Monsieur le Curé en avait pris un, pour voir si c’étaient là des romans convenables. Le notaire avait acheté le second pour distraire sa convalescence lors d’une jaunisse. Quant au troisième, il était toujours en montre, depuis deux ans, entre la dernière livrai­son de la Revue Moderne et les réclames de cigarettes.

Pour le service, elle alternait avec sa fille, une vingt ans délurée qui biglait, les ongles soigneusement émaillés au bout de mains douteuses qui prenaient à poignée les bonbons dans les boîtes où la chaleur les agglutinait.

Comme la boutique n’était pas loin de l’hôtel, c’était là que le jeune étranger achetait ses cigarettes. Il fumait une marque peu commune, distinguée. Et chaque fois la vendeuse se faisait liante, prête à laisser espérer beaucoup en retour de quelque confidence.
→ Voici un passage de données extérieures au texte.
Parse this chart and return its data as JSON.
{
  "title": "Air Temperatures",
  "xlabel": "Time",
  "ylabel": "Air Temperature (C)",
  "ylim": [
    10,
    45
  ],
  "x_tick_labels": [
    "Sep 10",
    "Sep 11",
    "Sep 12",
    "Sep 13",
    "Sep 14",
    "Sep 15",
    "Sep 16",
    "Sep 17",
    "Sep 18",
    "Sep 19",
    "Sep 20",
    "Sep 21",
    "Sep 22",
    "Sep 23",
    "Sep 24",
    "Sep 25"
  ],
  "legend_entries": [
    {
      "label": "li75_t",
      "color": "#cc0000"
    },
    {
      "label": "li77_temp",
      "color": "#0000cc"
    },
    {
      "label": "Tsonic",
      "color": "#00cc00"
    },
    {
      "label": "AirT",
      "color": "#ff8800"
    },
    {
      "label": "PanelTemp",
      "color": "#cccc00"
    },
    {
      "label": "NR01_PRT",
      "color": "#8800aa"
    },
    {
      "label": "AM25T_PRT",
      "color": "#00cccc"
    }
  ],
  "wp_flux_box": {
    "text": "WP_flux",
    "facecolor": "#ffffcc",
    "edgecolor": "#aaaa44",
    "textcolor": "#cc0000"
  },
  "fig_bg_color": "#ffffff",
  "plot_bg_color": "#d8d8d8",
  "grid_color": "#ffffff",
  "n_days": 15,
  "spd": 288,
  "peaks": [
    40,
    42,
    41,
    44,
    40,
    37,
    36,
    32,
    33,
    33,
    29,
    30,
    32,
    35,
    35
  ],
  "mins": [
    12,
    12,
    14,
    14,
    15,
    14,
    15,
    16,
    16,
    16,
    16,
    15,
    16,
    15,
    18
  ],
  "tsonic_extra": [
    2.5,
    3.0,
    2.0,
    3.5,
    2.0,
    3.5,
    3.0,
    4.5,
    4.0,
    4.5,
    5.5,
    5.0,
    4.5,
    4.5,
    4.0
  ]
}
Le hasard voulut que vers midi, ce jour-là, madame Mongrain passât devant la boutique au moment même où s’y trouvait monsieur Lindsay. La vendeuse, Éva, était penchée sur le comptoir et souriait en louchant. La boulangère, sans tourner la tête, n’avait rien perdu du manège.


✽ ✽

Le soir, devant le poste de police où, chaque soir assis autour de l’unique agent, bonasse, les hommes se réunissaient pour fumer la pipe et blaguer, le ton fut différent de l’accoutumée ; il prit même de l’aigreur.

C’est que l’on discutait l’extension de l’aqueduc et le contrat que l’échevin avait, comme d’habitude, donné à son frère. Il y avait là un neveu du père Saint-Jean.